Patrasso
La città di Patrasso.
Oltre a essere uno dei più importanti porti per il traffico passeggeri grazie allo sviluppo delle comunicazioni
marittime con il mediterraneo, Patrasso è anche capitale della regione dell' Acaia e la più grande città del Peloponneso.

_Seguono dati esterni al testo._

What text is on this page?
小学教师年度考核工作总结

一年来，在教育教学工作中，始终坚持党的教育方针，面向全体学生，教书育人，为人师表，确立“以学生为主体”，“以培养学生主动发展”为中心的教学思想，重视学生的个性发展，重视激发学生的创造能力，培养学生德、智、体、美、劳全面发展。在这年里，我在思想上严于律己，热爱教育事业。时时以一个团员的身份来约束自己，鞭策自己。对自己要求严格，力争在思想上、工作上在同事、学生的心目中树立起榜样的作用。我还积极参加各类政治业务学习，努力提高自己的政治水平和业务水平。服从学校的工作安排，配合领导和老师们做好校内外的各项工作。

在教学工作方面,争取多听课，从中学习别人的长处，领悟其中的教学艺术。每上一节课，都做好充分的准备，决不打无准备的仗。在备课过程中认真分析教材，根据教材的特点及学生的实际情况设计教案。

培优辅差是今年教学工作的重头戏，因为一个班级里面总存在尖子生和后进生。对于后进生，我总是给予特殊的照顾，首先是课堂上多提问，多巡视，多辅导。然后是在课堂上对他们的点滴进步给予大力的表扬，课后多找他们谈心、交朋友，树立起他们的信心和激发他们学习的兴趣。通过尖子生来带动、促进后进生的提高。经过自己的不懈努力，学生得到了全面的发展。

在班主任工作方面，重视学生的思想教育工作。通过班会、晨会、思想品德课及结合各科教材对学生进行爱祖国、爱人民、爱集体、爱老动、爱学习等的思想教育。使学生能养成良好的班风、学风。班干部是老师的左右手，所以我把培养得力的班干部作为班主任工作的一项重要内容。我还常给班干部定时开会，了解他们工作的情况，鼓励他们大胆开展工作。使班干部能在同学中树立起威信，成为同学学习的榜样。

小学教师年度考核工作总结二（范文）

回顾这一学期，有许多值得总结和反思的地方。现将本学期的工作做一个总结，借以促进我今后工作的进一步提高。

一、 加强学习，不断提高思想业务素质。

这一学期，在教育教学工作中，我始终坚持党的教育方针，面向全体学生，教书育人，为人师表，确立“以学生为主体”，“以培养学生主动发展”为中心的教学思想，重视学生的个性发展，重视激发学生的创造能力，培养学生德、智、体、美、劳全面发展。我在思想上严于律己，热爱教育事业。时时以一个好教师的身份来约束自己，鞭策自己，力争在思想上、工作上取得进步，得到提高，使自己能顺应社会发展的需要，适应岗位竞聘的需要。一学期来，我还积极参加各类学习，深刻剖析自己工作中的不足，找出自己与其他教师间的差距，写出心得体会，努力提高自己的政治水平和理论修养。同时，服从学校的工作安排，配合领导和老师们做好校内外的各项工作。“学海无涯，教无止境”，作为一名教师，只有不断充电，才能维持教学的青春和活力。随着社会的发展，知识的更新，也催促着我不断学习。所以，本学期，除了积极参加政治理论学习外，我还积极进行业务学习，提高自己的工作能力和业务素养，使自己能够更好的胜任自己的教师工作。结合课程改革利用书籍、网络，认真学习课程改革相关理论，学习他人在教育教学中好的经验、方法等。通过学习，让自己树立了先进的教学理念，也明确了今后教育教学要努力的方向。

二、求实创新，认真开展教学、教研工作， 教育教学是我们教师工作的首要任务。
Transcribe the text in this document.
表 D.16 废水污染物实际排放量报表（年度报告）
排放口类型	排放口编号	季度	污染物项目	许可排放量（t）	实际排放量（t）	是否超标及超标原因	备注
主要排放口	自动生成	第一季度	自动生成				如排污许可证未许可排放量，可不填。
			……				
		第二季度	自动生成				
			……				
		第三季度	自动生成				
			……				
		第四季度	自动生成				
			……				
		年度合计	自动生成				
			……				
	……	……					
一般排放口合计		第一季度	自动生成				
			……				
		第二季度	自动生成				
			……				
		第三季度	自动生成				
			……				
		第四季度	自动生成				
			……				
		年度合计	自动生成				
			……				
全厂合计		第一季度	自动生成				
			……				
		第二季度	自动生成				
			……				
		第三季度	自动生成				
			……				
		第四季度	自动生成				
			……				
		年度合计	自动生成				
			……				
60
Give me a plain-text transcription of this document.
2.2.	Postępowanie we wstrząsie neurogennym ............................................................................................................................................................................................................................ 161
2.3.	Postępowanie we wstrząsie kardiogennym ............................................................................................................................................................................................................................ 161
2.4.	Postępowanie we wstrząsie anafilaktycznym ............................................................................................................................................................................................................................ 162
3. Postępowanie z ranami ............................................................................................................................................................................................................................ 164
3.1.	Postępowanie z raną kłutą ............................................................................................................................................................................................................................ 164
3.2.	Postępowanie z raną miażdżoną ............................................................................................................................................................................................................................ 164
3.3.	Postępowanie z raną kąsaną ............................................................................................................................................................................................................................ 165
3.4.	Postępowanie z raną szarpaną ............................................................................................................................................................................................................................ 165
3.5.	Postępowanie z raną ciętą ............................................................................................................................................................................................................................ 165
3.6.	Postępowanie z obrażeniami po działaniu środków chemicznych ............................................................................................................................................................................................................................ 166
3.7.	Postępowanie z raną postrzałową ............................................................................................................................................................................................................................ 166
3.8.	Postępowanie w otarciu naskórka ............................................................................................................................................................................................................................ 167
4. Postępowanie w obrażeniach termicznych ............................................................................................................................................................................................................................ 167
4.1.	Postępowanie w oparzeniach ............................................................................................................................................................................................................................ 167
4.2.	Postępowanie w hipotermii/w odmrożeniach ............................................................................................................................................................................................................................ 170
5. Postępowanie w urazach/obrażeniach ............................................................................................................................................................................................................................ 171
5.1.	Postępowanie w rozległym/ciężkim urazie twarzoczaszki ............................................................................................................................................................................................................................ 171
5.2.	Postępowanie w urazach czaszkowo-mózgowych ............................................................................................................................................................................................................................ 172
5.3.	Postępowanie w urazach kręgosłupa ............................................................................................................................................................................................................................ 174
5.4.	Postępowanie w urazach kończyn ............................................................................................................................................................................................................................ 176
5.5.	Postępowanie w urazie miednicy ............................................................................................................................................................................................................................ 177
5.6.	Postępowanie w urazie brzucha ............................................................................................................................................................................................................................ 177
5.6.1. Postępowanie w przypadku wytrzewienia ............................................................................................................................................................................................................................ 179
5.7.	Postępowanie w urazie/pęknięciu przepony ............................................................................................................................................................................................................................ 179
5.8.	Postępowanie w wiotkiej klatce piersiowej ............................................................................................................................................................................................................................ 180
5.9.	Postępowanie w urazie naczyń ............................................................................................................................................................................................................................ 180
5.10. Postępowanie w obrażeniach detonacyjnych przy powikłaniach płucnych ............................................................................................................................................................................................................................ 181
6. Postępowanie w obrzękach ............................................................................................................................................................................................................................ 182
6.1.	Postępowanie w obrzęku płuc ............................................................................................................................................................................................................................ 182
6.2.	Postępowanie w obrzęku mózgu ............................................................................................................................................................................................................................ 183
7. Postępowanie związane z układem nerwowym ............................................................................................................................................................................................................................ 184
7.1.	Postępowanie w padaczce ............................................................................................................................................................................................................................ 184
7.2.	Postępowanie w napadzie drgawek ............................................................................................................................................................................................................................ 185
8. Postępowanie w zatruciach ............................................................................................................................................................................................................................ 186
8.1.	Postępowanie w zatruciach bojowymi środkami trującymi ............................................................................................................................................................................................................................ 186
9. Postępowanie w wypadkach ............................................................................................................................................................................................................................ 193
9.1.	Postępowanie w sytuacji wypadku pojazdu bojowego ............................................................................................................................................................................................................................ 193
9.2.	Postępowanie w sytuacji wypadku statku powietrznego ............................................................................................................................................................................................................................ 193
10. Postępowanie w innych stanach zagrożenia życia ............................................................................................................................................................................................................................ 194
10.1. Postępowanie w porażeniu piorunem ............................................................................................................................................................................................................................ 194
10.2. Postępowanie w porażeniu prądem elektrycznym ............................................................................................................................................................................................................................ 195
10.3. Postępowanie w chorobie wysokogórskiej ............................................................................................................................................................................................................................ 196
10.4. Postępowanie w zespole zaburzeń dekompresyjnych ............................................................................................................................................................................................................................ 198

In passato la città fu soggetta a dominazione dei Veneziani, bizantini, turchi. A seguito della distruzione del 1821 operata
da parte degli eserciti ottomani, fu ricostruita nel suo splendore.
Monumenti e Musei
Nonostante Patrasso sia un luogo di passaggio di scarso interesse turistico,
risultano interessanti da vedere: La Chiesa di Sant'Adrea eretta in tempi recenti, il Museo con reperti micenei sculture e suppellettili di epoca greca e romana,
Il grosso bastione fortificato da un muro di cinta denominato Kastro dove si può ammirare una stupenda vista nell' entrata nel golfo di corinto ed infine l'Odeon Romano
edificato intorno al 160 d.C., restaurato e utilizzato attualmente per lo svolgimento di spettacoli teatrali ed eventi legati al Festival Estivo di Patrasso.
Geografia
Il centro urbano di Patrasso si trova nell'area nord-ovest del Peloponneso. Possiede una superficie metropolitana di oltre 200.000 abitanti, inoltre è un importante centro commerciale interno con un porto molto trafficato, con regolari traghetti per l'Italia.
Distanze
La città di Patrasso dista circa 215 km da Atene, 91 km da Pyrgo, 134 km da Corinto, 77 km da Kalavryta e 144 km da Tripoli.
Economia
Attualmente 'Patrasso' è sede di numerose industrie tessili, alimentari, petrolchimiche, della gomma, meccaniche, cartarie e conciarie nonché di un importante aeroporto e di una Università. Non risulta una meta turistica ambita, in quanto non offre particolari attrazioni artistiche e architettoniche, solitamente la città viene principalmente utilizzata come meta di transito per recarsi sulle altre isole.
Cenni Storici
Si desume sia stata fondata dagli Achei, per molti anni seguì le sorti dell’Acaia e della lega Achea fino al XIV secolo quando ne divenne la capitale; conquistata dai Turchi prima e dai Veneziani successivamente, ottenne l’indipendenza nel 1829, quando i Francesi espugnarono la fortezza saldamente tenuta dai Turco-Albanesi.